A new car! I'm jealous. Until we get our power steering fixed, I can't even think about learning to drive our automatic. Sigh.

I try very hard not to think about wheelchairs. Eventually I know I'll need one, but I'd prefer to put that off as long as possible. Doing much of anything lately has been hard, let along being upright too, so I'm just pretending I'm better than I am.

And thankyou, for the compliment. If you read my archives, I was nowhere near eloquent!

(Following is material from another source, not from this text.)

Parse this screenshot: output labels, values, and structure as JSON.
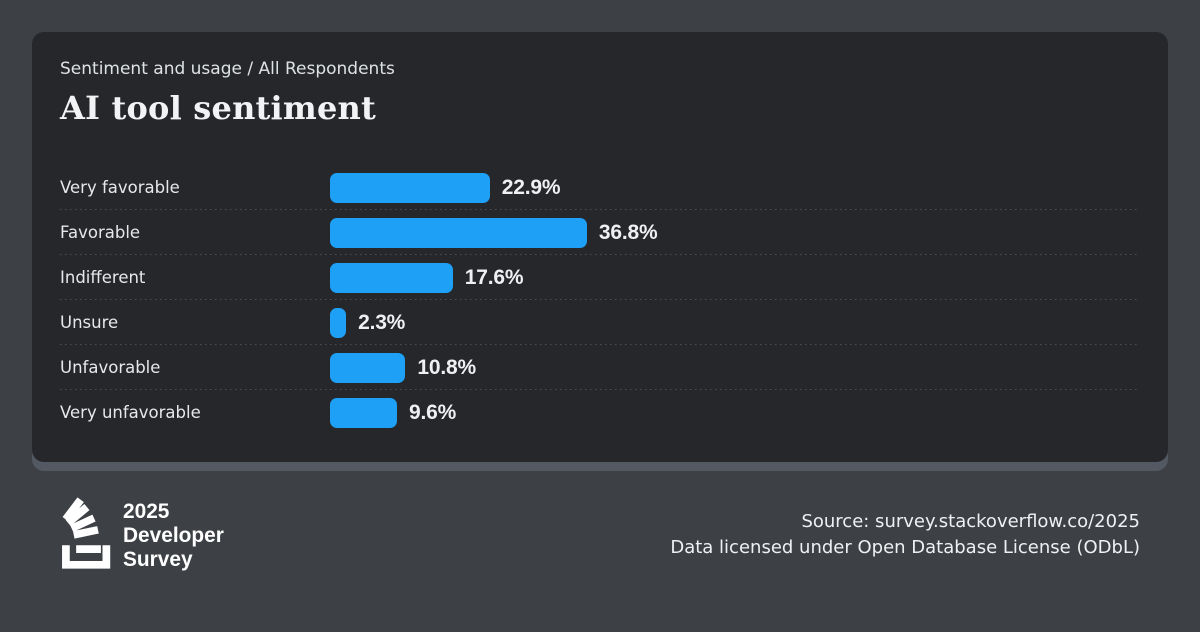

I just go blurb and get it out of my system most days.

BenefitScroungingScum said...

Funnily enough I'm having the exact same w'chair issue atm. No easy answers though.
The car sounds fantastically exciting! Are you not getting high rate mobility or need the money to live on?
Thinking of you BG x x x

Anonymous said...

I think your writing is very eloquent.

I'm so pleased to hear you're getting a new car, I hope it helps.

Firemen eh? Lucky old you! I once locked my carkeys and my then 18 months old son in the car - we had to have the fire brigade out. I have fond memories of it!

Achelois said...

Thanks for comments people!!

BSG - top rate need the money hunny!!